Mikroplastik, ein allgegenwärtiger Schadstoff, der mittlerweile in fast jeder Umgebung vorkommt, wurde tief im Inneren menschlicher Knochen entdeckt, was Anlass zu ernsthafter Sorge hinsichtlich seiner möglichen Auswirkungen auf die Gesundheit des Skeletts gibt. Eine umfassende Überprüfung von 62 wissenschaftlichen Artikeln, unterstützt durch Forschungsergebnisse von FAPESP und veröffentlicht in Osteoporosis International, zeigt, dass diese mikroskopisch kleinen Kunststoffpartikel nicht nur im Blutkreislauf, im Gehirn und in der Plazenta vorhanden sind, sondern aktiv die Knochenfunktion beeinträchtigen.

Wie Mikroplastik in den Körper gelangt und die Knochen erreicht

Die schiere Allgegenwärtigkeit von Mikroplastik macht eine Exposition unvermeidbar. Sie lösen sich von Alltagsgegenständen wie Vorhängen, Möbeln und Kleidung, gelangen in die Luft oder verunreinigen Wasser und Lebensmittel. Durch Einatmen, Verschlucken oder Hautkontakt gelangen diese Partikel in den Körper. Im Inneren sammeln sie sich in verschiedenen Geweben an, darunter auch im Knochenmark.

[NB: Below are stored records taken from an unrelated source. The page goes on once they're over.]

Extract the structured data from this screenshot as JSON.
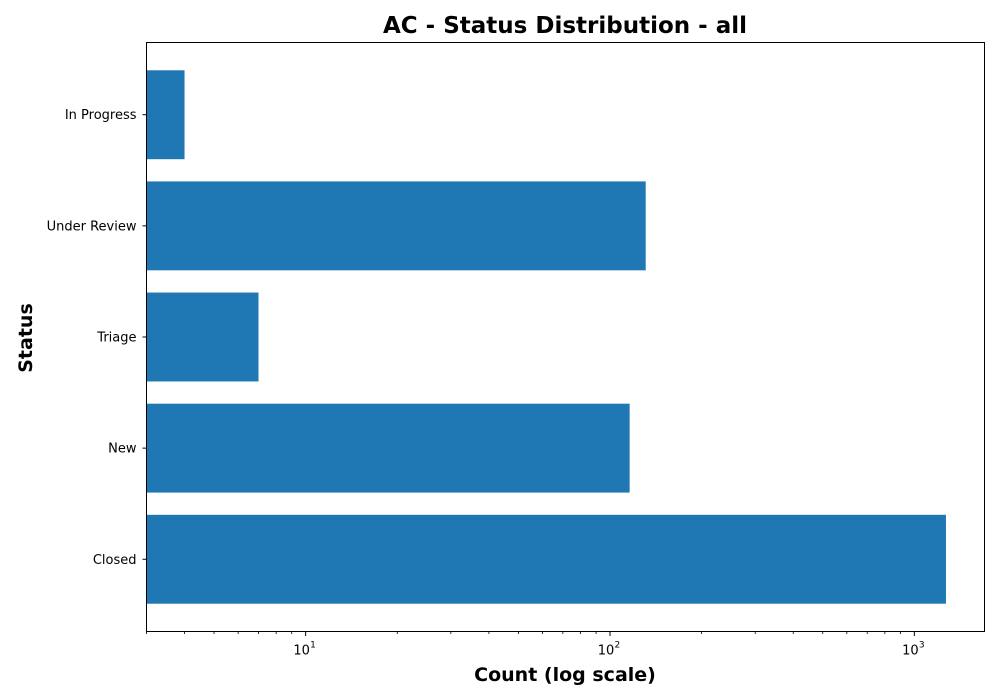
{
  "chart_data": {
    "type": "bar",
    "orientation": "horizontal",
    "title": "AC - Status Distribution - all",
    "xlabel": "Count (log scale)",
    "ylabel": "Status",
    "x_scale": "log",
    "xlim": [
      3,
      1700
    ],
    "x_ticks": [
      {
        "value": 10,
        "base": "10",
        "exp": "1"
      },
      {
        "value": 100,
        "base": "10",
        "exp": "2"
      },
      {
        "value": 1000,
        "base": "10",
        "exp": "3"
      }
    ],
    "categories": [
      "Closed",
      "New",
      "Triage",
      "Under Review",
      "In Progress"
    ],
    "values": [
      1270,
      116,
      7,
      131,
      4
    ],
    "bar_color": "#1f77b4",
    "grid": false,
    "legend": "none"
  }
}
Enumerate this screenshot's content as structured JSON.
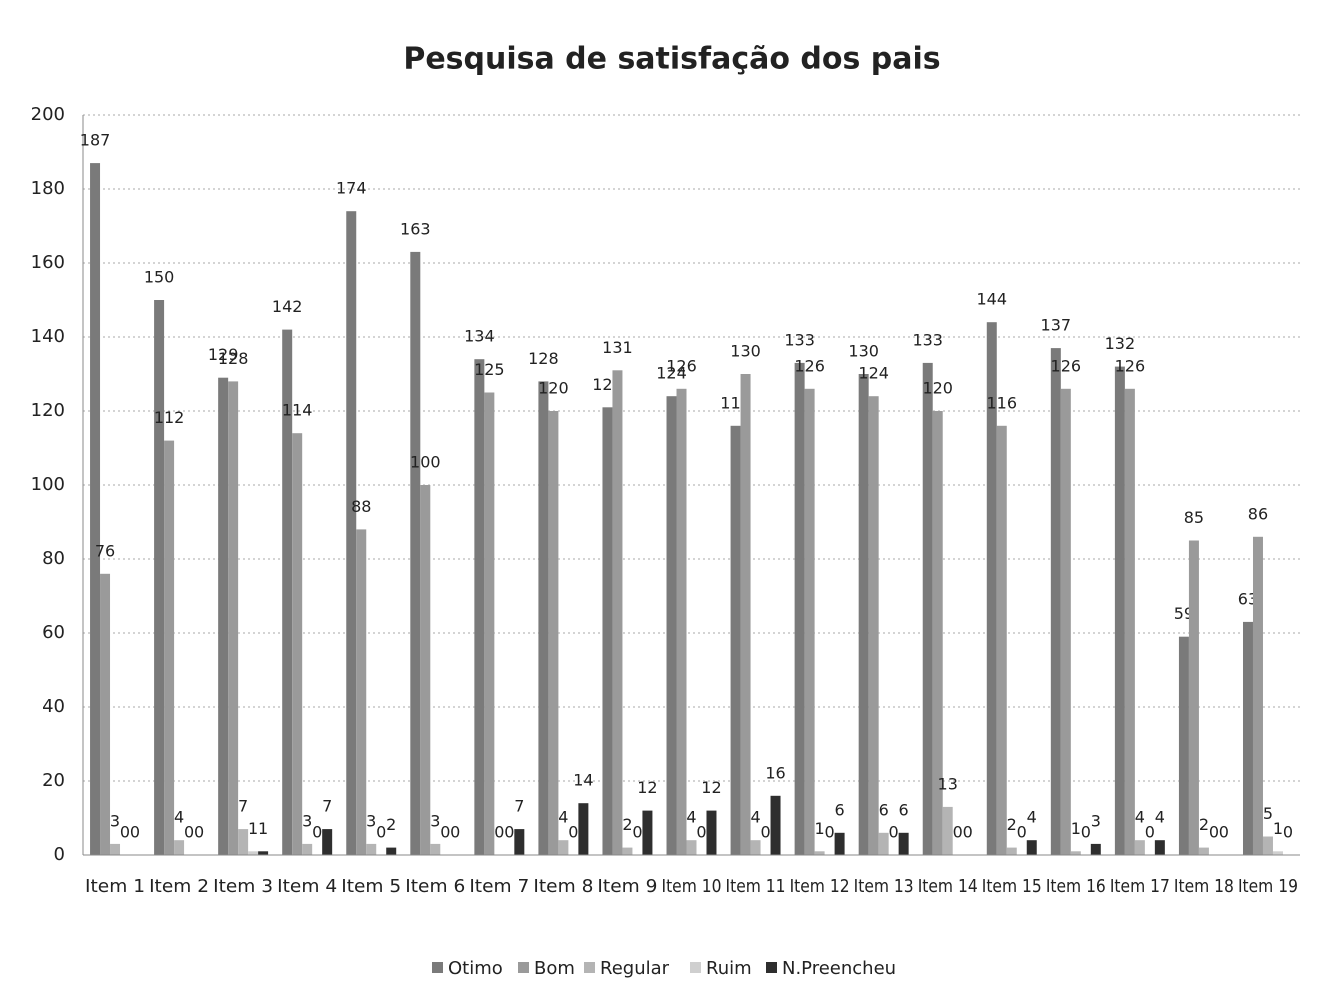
{
  "chart_data": {
    "type": "bar",
    "title": "Pesquisa de satisfação dos pais",
    "categories": [
      "Item 1",
      "Item 2",
      "Item 3",
      "Item 4",
      "Item 5",
      "Item 6",
      "Item 7",
      "Item 8",
      "Item 9",
      "Item 10",
      "Item 11",
      "Item 12",
      "Item 13",
      "Item 14",
      "Item 15",
      "Item 16",
      "Item 17",
      "Item 18",
      "Item 19"
    ],
    "series": [
      {
        "name": "Otimo",
        "color": "#7a7a7a",
        "values": [
          187,
          150,
          129,
          142,
          174,
          163,
          134,
          128,
          121,
          124,
          116,
          133,
          130,
          133,
          144,
          137,
          132,
          59,
          63
        ]
      },
      {
        "name": "Bom",
        "color": "#9a9a9a",
        "values": [
          76,
          112,
          128,
          114,
          88,
          100,
          125,
          120,
          131,
          126,
          130,
          126,
          124,
          120,
          116,
          126,
          126,
          85,
          86
        ]
      },
      {
        "name": "Regular",
        "color": "#b4b4b4",
        "values": [
          3,
          4,
          7,
          3,
          3,
          3,
          0,
          4,
          2,
          4,
          4,
          1,
          6,
          13,
          2,
          1,
          4,
          2,
          5
        ]
      },
      {
        "name": "Ruim",
        "color": "#cfcfcf",
        "values": [
          0,
          0,
          1,
          0,
          0,
          0,
          0,
          0,
          0,
          0,
          0,
          0,
          0,
          0,
          0,
          0,
          0,
          0,
          1
        ]
      },
      {
        "name": "N.Preencheu",
        "color": "#2e2e2e",
        "values": [
          0,
          0,
          1,
          7,
          2,
          0,
          7,
          14,
          12,
          12,
          16,
          6,
          6,
          0,
          4,
          3,
          4,
          0,
          0
        ]
      }
    ],
    "ylim": [
      0,
      200
    ],
    "yticks": [
      0,
      20,
      40,
      60,
      80,
      100,
      120,
      140,
      160,
      180,
      200
    ],
    "grid": true,
    "legend": "bottom"
  }
}
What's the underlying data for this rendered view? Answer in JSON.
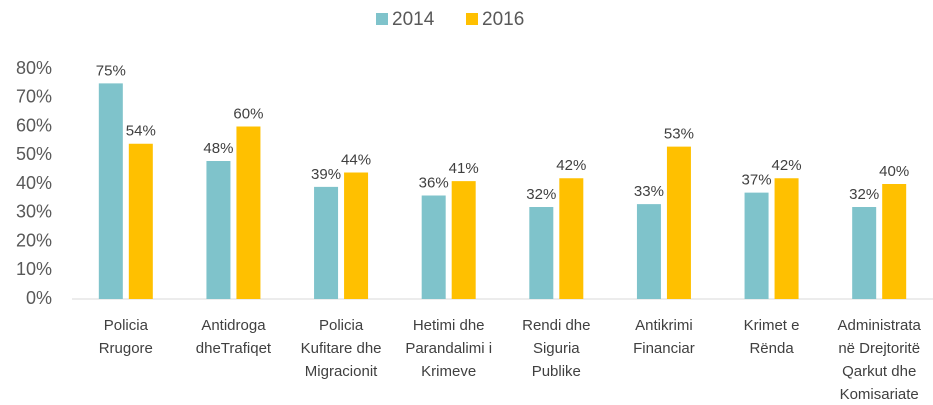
{
  "chart_data": {
    "type": "bar",
    "categories": [
      [
        "Policia",
        "Rrugore"
      ],
      [
        "Antidroga",
        "dheTrafiqet"
      ],
      [
        "Policia",
        "Kufitare dhe",
        "Migracionit"
      ],
      [
        "Hetimi dhe",
        "Parandalimi i",
        "Krimeve"
      ],
      [
        "Rendi dhe",
        "Siguria",
        "Publike"
      ],
      [
        "Antikrimi",
        "Financiar"
      ],
      [
        "Krimet e",
        "Rënda"
      ],
      [
        "Administrata",
        "në Drejtoritë",
        "Qarkut dhe",
        "Komisariate"
      ]
    ],
    "series": [
      {
        "name": "2014",
        "color": "#7fc3cb",
        "values": [
          75,
          48,
          39,
          36,
          32,
          33,
          37,
          32
        ],
        "value_labels": [
          "75%",
          "48%",
          "39%",
          "36%",
          "32%",
          "33%",
          "37%",
          "32%"
        ]
      },
      {
        "name": "2016",
        "color": "#ffc000",
        "values": [
          54,
          60,
          44,
          41,
          42,
          53,
          42,
          40
        ],
        "value_labels": [
          "54%",
          "60%",
          "44%",
          "41%",
          "42%",
          "53%",
          "42%",
          "40%"
        ]
      }
    ],
    "ylim": [
      0,
      80
    ],
    "yticks": [
      {
        "value": 0,
        "label": "0%"
      },
      {
        "value": 10,
        "label": "10%"
      },
      {
        "value": 20,
        "label": "20%"
      },
      {
        "value": 30,
        "label": "30%"
      },
      {
        "value": 40,
        "label": "40%"
      },
      {
        "value": 50,
        "label": "50%"
      },
      {
        "value": 60,
        "label": "60%"
      },
      {
        "value": 70,
        "label": "70%"
      },
      {
        "value": 80,
        "label": "80%"
      }
    ],
    "grid": false,
    "legend": "top"
  }
}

Beeinträchtigte Knochengesundheit: Die Wissenschaft hinter der Bedrohung

Studien deuten darauf hin, dass Mikroplastik die Knochengesundheit auf vielfältige Weise beeinträchtigt. Sie beeinträchtigen die Funktion der Knochenmarkstammzellen und fördern die Bildung von Osteoklasten, Zellen, die für den Abbau von Knochengewebe verantwortlich sind. Dieser beschleunigte Knochenabbau führt zu:

  • Reduzierte Lebensfähigkeit der Zellen: Mikroplastik schädigt Knochenzellen direkt und schwächt ihre Überlebensfähigkeit.
  • Vorzeitige Alterung: Zellen, die Mikroplastik ausgesetzt sind, altern schneller, was die Zerbrechlichkeit erhöht.
  • Entzündung: Das Vorhandensein von Fremdplastik löst Entzündungsreaktionen aus, die das Knochengewebe weiter abbauen.
  • Wachstumsstörung: In Tierversuchen stoppte die Exposition gegenüber Mikroplastik das Skelettwachstum.

Die Verbindung zu Osteoporose und Frakturen

Die zunehmende weltweite Prävalenz osteoporosebedingter Frakturen ist ein wachsendes Problem für die öffentliche Gesundheit. Die International Osteoporosis Foundation (IOF) prognostiziert einen Anstieg dieser Frakturen um 32 % bis 2050. Forscher vermuten nun, dass die Belastung durch Mikroplastik ein Faktor sein könnte. Besonders alarmierend ist die Möglichkeit, dass sich diese Partikel im Knochenmark ansammeln und dessen Stoffwechsel stören.

Laufende Forschung und zukünftige Implikationen

Wissenschaftler starten Studien, um den Zusammenhang zwischen Mikroplastikbelastung und metabolischen Knochenerkrankungen zu bestätigen. Anhand von Tiermodellen werden sie die Auswirkungen von Mikroplastik auf die Femurfestigkeit untersuchen. Im Falle eines Nachweises könnte Mikroplastik als kontrollierbarer Umweltfaktor für den prognostizierten Anstieg von Knochenbrüchen identifiziert werden.

„Obwohl osteometabolische Erkrankungen relativ gut verstanden sind, gibt es eine Lücke in unserem Wissen über den Einfluss von Mikroplastik auf die Entstehung dieser Krankheiten. Daher ist es eines unserer Ziele, Beweise dafür zu generieren, dass Mikroplastik eine potenziell kontrollierbare Umweltursache sein könnte.“ – Rodrigo Bueno de Oliveira, Labor für Mineral- und Knochenstudien in der Nephrologie (LEMON) am FCM-UNICAMP.

Diese Forschung verdeutlicht eine bisher unterschätzte Bedrohung für die Gesundheit des Skeletts. Während Lebensstilfaktoren wie Bewegung und Ernährung nach wie vor entscheidend für die Knochenstärke sind, deuten neue Erkenntnisse darauf hin, dass die Reduzierung der Mikroplastikbelastung in Zukunft immer wichtiger werden könnte, um Knochenkomplikationen vorzubeugen.